Substituting hazardous chemicals can be difficult since their harmful features frequently make them particularly successful in industrial and chemical operations. If you’ve ever tried to paint a car, you know how vital it is that the thinner used to dilute the paint evaporates quickly. However, paint thinners that evaporate quickly are more volatile. Vulnerable substances are more likely to spontaneously combust in the presence of a spark or ignition source.

ISOLATION

Isolate the hazardous chemical if it is not possible to substitute the usage of the hazardous chemical with a less dangerous alternative. In a variety of methods, this can get accomplished. Using the above example, you might construct a ventilated enclosure over a component of the manufacturing process that uses a dangerous chemical. Sections like this prevent toxins in one region of the factory from spreading to other parts of the facility where people work.
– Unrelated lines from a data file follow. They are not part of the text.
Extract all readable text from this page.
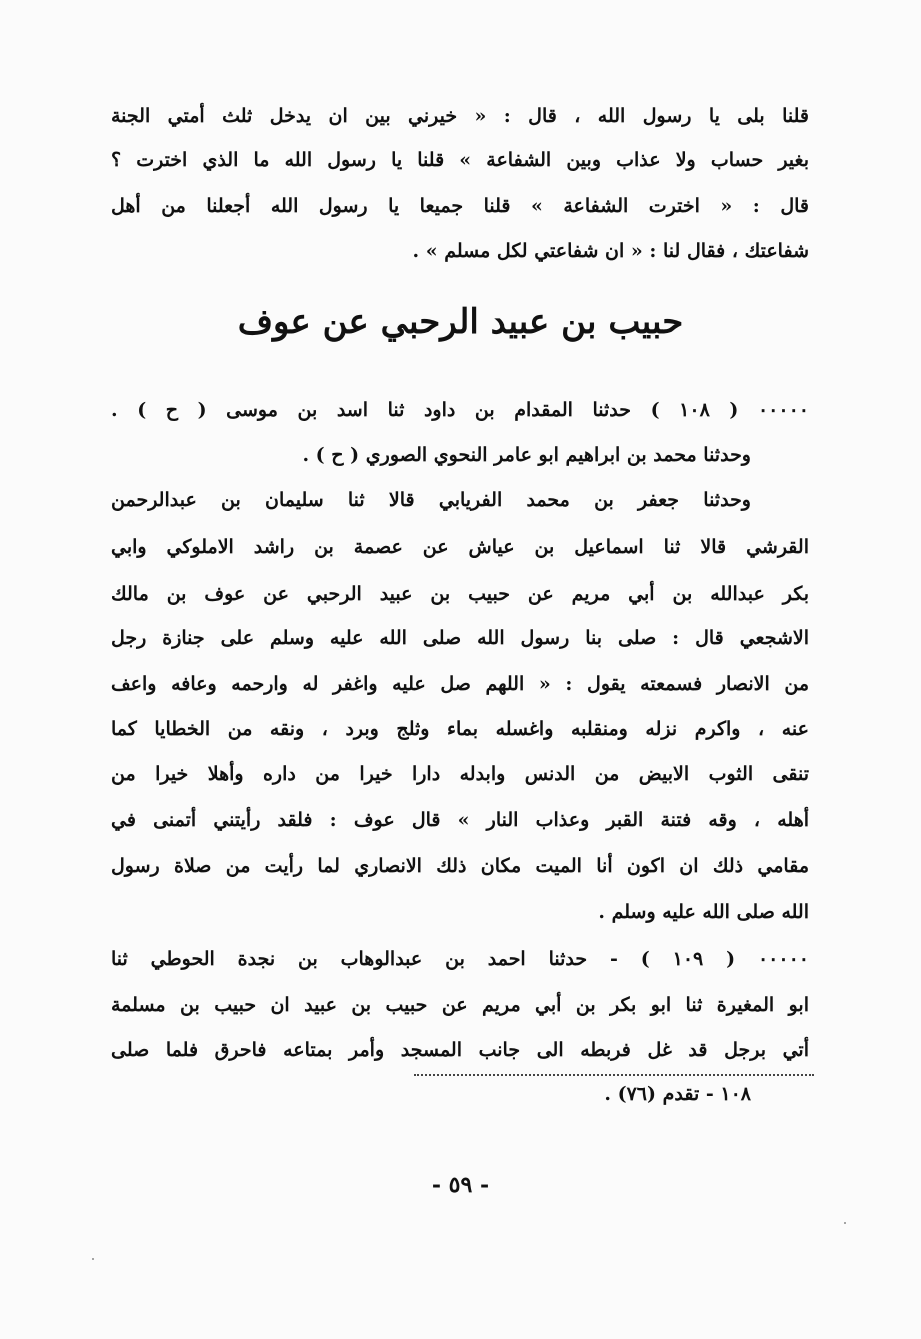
قلنا بلى يا رسول الله ، قال : « خيرني بين ان يدخل ثلث أمتي الجنة
بغير حساب ولا عذاب وبين الشفاعة » قلنا يا رسول الله ما الذي اخترت ؟
قال : « اخترت الشفاعة » قلنا جميعا يا رسول الله أجعلنا من أهل
شفاعتك ، فقال لنا : « ان شفاعتي لكل مسلم » .
حبيب بن عبيد الرحبي عن عوف
٠٠٠٠٠ ( ١٠٨ ) حدثنا المقدام بن داود ثنا اسد بن موسى ( ح ) .
وحدثنا محمد بن ابراهيم ابو عامر النحوي الصوري ( ح ) .
وحدثنا جعفر بن محمد الفريابي قالا ثنا سليمان بن عبدالرحمن
القرشي قالا ثنا اسماعيل بن عياش عن عصمة بن راشد الاملوكي وابي
بكر عبدالله بن أبي مريم عن حبيب بن عبيد الرحبي عن عوف بن مالك
الاشجعي قال : صلى بنا رسول الله صلى الله عليه وسلم على جنازة رجل
من الانصار فسمعته يقول : « اللهم صل عليه واغفر له وارحمه وعافه واعف
عنه ، واكرم نزله ومنقلبه واغسله بماء وثلج وبرد ، ونقه من الخطايا كما
تنقى الثوب الابيض من الدنس وابدله دارا خيرا من داره وأهلا خيرا من
أهله ، وقه فتنة القبر وعذاب النار » قال عوف : فلقد رأيتني أتمنى في
مقامي ذلك ان اكون أنا الميت مكان ذلك الانصاري لما رأيت من صلاة رسول
الله صلى الله عليه وسلم .
٠٠٠٠٠ ( ١٠٩ ) - حدثنا احمد بن عبدالوهاب بن نجدة الحوطي ثنا
ابو المغيرة ثنا ابو بكر بن أبي مريم عن حبيب بن عبيد ان حبيب بن مسلمة
أتي برجل قد غل فربطه الى جانب المسجد وأمر بمتاعه فاحرق فلما صلى
١٠٨ - تقدم (٧٦) .
- ٥٩ -
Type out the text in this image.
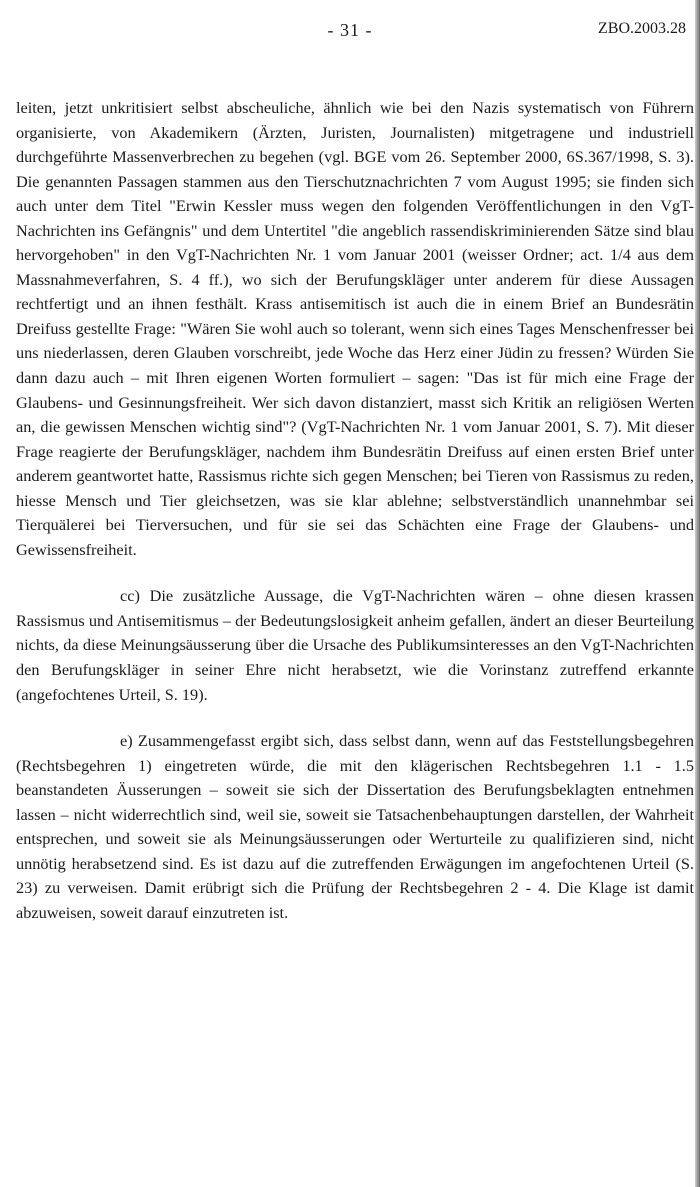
- 31 -	ZBO.2003.28

leiten, jetzt unkritisiert selbst abscheuliche, ähnlich wie bei den Nazis systematisch von Führern organisierte, von Akademikern (Ärzten, Juristen, Journalisten) mitgetragene und industriell durchgeführte Massenverbrechen zu begehen (vgl. BGE vom 26. September 2000, 6S.367/1998, S. 3). Die genannten Passagen stammen aus den Tierschutznachrichten 7 vom August 1995; sie finden sich auch unter dem Titel "Erwin Kessler muss wegen den folgenden Veröffentlichungen in den VgT-Nachrichten ins Gefängnis" und dem Untertitel "die angeblich rassendiskriminierenden Sätze sind blau hervorgehoben" in den VgT-Nachrichten Nr. 1 vom Januar 2001 (weisser Ordner; act. 1/4 aus dem Massnahmeverfahren, S. 4 ff.), wo sich der Berufungskläger unter anderem für diese Aussagen rechtfertigt und an ihnen festhält. Krass antisemitisch ist auch die in einem Brief an Bundesrätin Dreifuss gestellte Frage: "Wären Sie wohl auch so tolerant, wenn sich eines Tages Menschenfresser bei uns niederlassen, deren Glauben vorschreibt, jede Woche das Herz einer Jüdin zu fressen? Würden Sie dann dazu auch – mit Ihren eigenen Worten formuliert – sagen: "Das ist für mich eine Frage der Glaubens- und Gesinnungsfreiheit. Wer sich davon distanziert, masst sich Kritik an religiösen Werten an, die gewissen Menschen wichtig sind"? (VgT-Nachrichten Nr. 1 vom Januar 2001, S. 7). Mit dieser Frage reagierte der Berufungskläger, nachdem ihm Bundesrätin Dreifuss auf einen ersten Brief unter anderem geantwortet hatte, Rassismus richte sich gegen Menschen; bei Tieren von Rassismus zu reden, hiesse Mensch und Tier gleichsetzen, was sie klar ablehne; selbstverständlich unannehmbar sei Tierquälerei bei Tierversuchen, und für sie sei das Schächten eine Frage der Glaubens- und Gewissensfreiheit.

cc) Die zusätzliche Aussage, die VgT-Nachrichten wären – ohne diesen krassen Rassismus und Antisemitismus – der Bedeutungslosigkeit anheim gefallen, ändert an dieser Beurteilung nichts, da diese Meinungsäusserung über die Ursache des Publikumsinteresses an den VgT-Nachrichten den Berufungskläger in seiner Ehre nicht herabsetzt, wie die Vorinstanz zutreffend erkannte (angefochtenes Urteil, S. 19).

e) Zusammengefasst ergibt sich, dass selbst dann, wenn auf das Feststellungsbegehren (Rechtsbegehren 1) eingetreten würde, die mit den klägerischen Rechtsbegehren 1.1 - 1.5 beanstandeten Äusserungen – soweit sie sich der Dissertation des Berufungsbeklagten entnehmen lassen – nicht widerrechtlich sind, weil sie, soweit sie Tatsachenbehauptungen darstellen, der Wahrheit entsprechen, und soweit sie als Meinungsäusserungen oder Werturteile zu qualifizieren sind, nicht unnötig herabsetzend sind. Es ist dazu auf die zutreffenden Erwägungen im angefochtenen Urteil (S. 23) zu verweisen. Damit erübrigt sich die Prüfung der Rechtsbegehren 2 - 4. Die Klage ist damit abzuweisen, soweit darauf einzutreten ist.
In an area where people are unlikely to assemble, the pollutants created inside this cage should get released to the outside environment for safe disposal.

People in the workplace face exposure to a wide range of dangers from chemical exposures. Implementing the most effective controls is initially essential to minimize these dangers’ negative impacts. Elimination is the most powerful control in the hierarchy. Substitution, isolation, and engineering controls are the following most effective controls if elimination isn’t possible.